SCAD has had an immeasurable impact on the revitalization of Savannah over the past 40 years, especially downtown. However, SCAD’s success has its price – in the truest sense of the word. The school’s growth meant its principals buying more and more property within or near the school’s ever-growing footprint.
This has meant displacement and changed the face of the neighborhood. The most recent example is SCAD’s purchase of the Chatham Apartments building on Abercorn Street, which has long been home to low-income residents.
To be fair, it wasn’t SCAD that made it easy for these tenants to move – QR Capital, an Atlanta real estate investment group that bought the property a year ago, did. SCAD has bought the vacant building from QR Capital. Whether or not SCAD was the intended user from the start is a question the public will never know the answer to.
Every SCAD purchase triggers a mixture of praise and criticism from community members – depending on who is speaking and how they feel about gentrification and the influx of young adults who will soon be living in the region.

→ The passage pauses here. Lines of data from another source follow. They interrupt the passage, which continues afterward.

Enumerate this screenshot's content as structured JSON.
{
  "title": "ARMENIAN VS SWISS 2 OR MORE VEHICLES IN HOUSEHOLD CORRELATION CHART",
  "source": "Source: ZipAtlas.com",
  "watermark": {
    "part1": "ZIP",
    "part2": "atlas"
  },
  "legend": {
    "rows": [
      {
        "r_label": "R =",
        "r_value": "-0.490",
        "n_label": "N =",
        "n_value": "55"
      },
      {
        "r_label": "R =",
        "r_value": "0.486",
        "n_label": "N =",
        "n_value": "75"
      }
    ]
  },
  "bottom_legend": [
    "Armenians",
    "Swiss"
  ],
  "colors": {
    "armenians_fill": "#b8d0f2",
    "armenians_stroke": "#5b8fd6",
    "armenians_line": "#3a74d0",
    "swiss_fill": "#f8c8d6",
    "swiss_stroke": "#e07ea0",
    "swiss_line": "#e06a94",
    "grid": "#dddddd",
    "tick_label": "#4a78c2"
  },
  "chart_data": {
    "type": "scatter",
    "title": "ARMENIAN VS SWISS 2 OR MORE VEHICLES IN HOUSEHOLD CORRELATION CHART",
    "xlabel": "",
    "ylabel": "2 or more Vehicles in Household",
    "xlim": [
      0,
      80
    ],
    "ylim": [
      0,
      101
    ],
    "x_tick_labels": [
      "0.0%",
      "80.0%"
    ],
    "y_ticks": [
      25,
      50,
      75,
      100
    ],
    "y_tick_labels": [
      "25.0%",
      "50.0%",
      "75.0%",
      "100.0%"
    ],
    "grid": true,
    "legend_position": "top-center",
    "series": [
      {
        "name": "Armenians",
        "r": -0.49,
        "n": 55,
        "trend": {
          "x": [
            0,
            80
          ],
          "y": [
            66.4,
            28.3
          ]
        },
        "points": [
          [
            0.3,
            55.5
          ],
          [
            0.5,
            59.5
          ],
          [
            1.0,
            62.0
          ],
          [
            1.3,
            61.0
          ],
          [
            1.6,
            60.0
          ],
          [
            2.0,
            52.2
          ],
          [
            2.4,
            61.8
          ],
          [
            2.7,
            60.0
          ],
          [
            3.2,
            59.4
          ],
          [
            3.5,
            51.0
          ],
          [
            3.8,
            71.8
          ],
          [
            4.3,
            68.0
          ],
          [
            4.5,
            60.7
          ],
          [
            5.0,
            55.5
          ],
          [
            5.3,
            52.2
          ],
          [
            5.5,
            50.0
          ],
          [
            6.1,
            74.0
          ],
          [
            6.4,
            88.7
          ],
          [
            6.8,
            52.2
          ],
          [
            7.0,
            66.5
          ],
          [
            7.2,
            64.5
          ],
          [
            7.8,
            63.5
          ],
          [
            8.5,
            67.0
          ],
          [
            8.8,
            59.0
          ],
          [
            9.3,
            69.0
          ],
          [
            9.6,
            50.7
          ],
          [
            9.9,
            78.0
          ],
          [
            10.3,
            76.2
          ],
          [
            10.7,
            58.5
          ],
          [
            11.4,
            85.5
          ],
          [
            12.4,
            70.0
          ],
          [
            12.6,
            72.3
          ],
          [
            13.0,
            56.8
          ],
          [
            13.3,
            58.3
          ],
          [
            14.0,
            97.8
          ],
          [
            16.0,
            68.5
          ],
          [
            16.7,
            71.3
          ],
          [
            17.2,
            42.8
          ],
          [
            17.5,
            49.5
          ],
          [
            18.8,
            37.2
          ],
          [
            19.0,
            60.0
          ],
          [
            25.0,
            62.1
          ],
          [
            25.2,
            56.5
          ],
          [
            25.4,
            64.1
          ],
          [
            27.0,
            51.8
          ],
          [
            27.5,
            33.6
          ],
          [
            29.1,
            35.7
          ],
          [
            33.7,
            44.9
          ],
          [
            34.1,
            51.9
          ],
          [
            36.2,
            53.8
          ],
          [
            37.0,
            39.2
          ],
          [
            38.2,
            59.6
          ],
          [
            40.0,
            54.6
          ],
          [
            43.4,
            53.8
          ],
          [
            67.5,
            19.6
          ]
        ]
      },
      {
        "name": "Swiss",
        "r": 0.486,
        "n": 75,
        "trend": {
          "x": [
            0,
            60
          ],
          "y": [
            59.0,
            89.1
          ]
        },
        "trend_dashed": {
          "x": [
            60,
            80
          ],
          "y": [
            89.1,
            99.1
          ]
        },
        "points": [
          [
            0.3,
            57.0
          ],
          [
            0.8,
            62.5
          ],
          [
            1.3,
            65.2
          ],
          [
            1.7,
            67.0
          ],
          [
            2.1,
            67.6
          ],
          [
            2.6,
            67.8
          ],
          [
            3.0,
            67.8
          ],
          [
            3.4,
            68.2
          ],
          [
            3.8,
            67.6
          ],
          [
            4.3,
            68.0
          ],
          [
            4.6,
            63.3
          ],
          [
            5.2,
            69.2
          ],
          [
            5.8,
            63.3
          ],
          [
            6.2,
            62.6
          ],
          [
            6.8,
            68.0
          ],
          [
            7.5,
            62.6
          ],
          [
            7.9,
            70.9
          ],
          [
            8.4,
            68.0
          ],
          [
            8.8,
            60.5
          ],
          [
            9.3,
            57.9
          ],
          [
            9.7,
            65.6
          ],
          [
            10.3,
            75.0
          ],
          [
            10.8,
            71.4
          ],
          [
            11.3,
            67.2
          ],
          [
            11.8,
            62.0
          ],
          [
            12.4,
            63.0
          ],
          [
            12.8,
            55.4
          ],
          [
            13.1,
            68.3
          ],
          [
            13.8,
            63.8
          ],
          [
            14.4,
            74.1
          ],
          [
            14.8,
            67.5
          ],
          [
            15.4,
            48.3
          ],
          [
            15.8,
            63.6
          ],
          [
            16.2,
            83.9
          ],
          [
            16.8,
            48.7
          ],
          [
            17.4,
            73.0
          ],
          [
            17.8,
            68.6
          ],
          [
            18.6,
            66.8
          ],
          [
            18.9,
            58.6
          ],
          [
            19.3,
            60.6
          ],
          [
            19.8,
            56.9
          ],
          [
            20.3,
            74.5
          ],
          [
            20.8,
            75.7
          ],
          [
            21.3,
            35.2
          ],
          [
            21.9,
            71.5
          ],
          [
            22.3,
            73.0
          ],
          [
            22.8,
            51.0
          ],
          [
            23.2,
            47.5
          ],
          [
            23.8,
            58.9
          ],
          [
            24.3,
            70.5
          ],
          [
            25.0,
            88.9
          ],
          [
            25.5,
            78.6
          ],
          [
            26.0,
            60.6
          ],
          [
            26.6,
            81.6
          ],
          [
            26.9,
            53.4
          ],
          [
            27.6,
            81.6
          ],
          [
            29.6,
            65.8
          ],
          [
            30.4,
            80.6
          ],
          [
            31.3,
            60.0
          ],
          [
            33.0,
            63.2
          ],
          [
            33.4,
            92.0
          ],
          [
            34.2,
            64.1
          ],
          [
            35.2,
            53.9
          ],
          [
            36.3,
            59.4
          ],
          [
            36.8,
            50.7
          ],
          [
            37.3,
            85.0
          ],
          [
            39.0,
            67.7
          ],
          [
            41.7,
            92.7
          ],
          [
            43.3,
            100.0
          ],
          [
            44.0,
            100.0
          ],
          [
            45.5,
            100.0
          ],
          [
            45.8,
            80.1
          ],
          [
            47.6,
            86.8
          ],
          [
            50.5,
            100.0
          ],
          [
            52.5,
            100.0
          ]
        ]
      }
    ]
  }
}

What makes the community even more excited about buying SCAD real estate is the fact that every piece of private property the school purchases is being struck off the tax list. SCAD is a not-for-profit university and pays no property taxes, which in Savannah covers a variety of services, including fire safety.
SCAD has investigated so-called “Pay Instead of Tax” – or PILOT – programs in use elsewhere in the country, but has yet to formalize one with Chatham County or the City of Savannah.
Adopting a PILOT would certainly suppress some of the SCAD’s disagreements. But not all.
The Chatham Apartments will not be SCAD’s last acquisition. The next time you read about one and feel your blood pressure rise, it’s important to remember all of the benefits SCAD has brought and will continue to bring to our city.
Just as school deserves to be considered a villain in some contexts, SCAD is also a great hero.